When an incident hits a containerized service, you often don’t need a full observability stack to get traction. You need fast answers: Which container is hot? What resource is saturating? Is it an app problem or a limit problem?
This guide shows a practical monitoring stack you can run from any Docker host:
- Docker-level commands (docker stats, docker inspect, docker logs)
- Host Linux tools (ps/top/free/df/iostat/ss/journalctl)
- Kernel primitives: cgroups (resource limits/accounting) and namespaces (isolation)
1) Start with docker stats (the fastest signal)
docker stats streams runtime metrics for containers, including CPU%, memory usage/limit, network I/O, and block I/O.
docker stats
Common workflows:
docker stats --no-stream # Snapshot (good for scripts)
docker stats <container_name> # Focus on one container
How to interpret it (in plain language)
- CPU%: who’s burning compute right now.
- MEM USAGE / LIMIT: how close you are to the memory ceiling.
- NET I/O: traffic spikes, retries, or unusual egress. - BLOCK I/O: slow disks, chatty logging, or heavy read/write workloads.
2) Jump from “container name” → “what is it?”
Once you identify a hot container, immediately gather identity + configuration.
docker ps
docker inspect <container> | less
Useful inspect questions:
- What image/tag is running?
- What env vars/config are set?
- What ports and volumes are attached?
- Are there memory/CPU limits configured?
3) Logs: confirm symptoms fast
docker logs --tail 200 <container>
docker logs -f <container>
This is often enough to spot:
- crash loops
- OOM errors / memory pressure
- upstream timeouts
- DB connection exhaustion
4) Understand why it’s happening: cgroups + namespaces (the mental model)
Docker relies on Linux kernel features:
- Namespaces isolate views of processes, networking, mounts, etc.
- cgroups control and account for resources like CPU, memory, and I/O.
Why this matters during incidents:
- A container can be “slow” because it’s CPU-throttled, not because the app code suddenly got worse.
- A container can restart because it hit its memory limit and the kernel’s OOM behavior targeted its processes.
5) Host-level confirmation (tie back to your Linux monitoring toolkit)
When docker stats shows a spike, verify on the host to avoid false conclusions.
CPU hogs
ps aux --sort=-%cpu | head -15
Memory pressure
free -h
Disk full / log explosions
df -h
du -sh /var/lib/docker/* 2>/dev/null | sort -h | tail -10
Disk I/O saturation
iostat -x 1 3
Unexpected listeners / traffic patterns
ss -tuln
These host checks help you decide whether you’re dealing with a single container or a node-wide saturation problem.

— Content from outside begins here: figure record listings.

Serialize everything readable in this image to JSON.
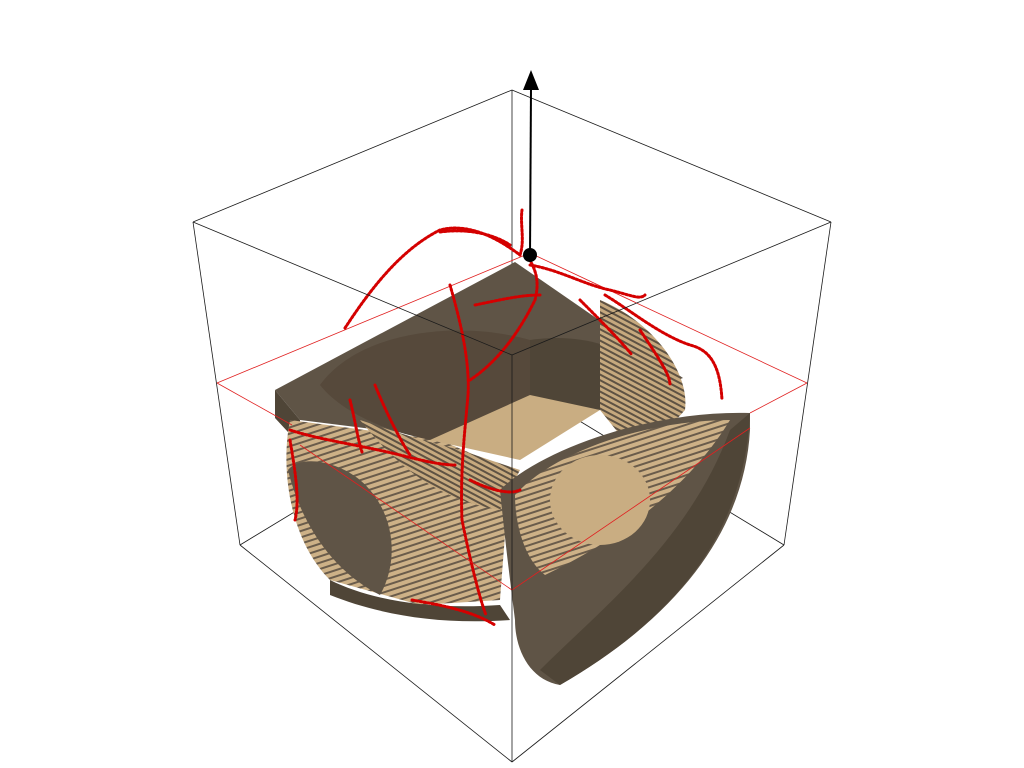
{
  "scene": {
    "background": "#ffffff",
    "colors": {
      "bounding_box": "#1a1a1a",
      "slice_plane": "#e02020",
      "dark_face": "#5f5446",
      "darker_face": "#4f4537",
      "light_face": "#c9ad82",
      "mid_face": "#a99070",
      "red_points": "#d40000",
      "axis_arrow": "#000000"
    },
    "icons": {
      "axis": "up-arrow-icon",
      "pivot": "pivot-point-icon"
    }
  }
}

6) What to do with the data (action mapping)
Use the shortest safe path to stability:
1. CPU high + latency rising
- If CPU is legitimately needed: scale out / add capacity.
- If CPU is throttled: revisit limits/requests (or container CPU shares).
2. Memory near limit
- If memory leak suspected: restart as mitigation + open an issue with heap profiling.
- If limit too low for normal peaks: adjust limit carefully and monitor.
3. Block I/O high
- Check log volume and disk saturation; reduce noisy logs or move logs off disk.
- Consider storage performance constraints and workload patterns.
4. Network I/O abnormal
- Look for retries, timeouts, DDoS/abuse patterns, or upstream issues.
7) Copy/paste triage sequence (5 minutes)
# 1) Find the hot container
docker stats --no-stream
# 2) Identify it
docker ps
docker inspect <container> | less
# 3) Check symptoms
docker logs --tail 200 <container>
# 4) Confirm on host (avoid guessing)
ps aux --sort=-%cpu | head -10
free -h
df -h
iostat -x 1 3
ss -tuln
What’s your most common container failure mode: OOM kills, CPU throttling, disk I/O, or network timeouts?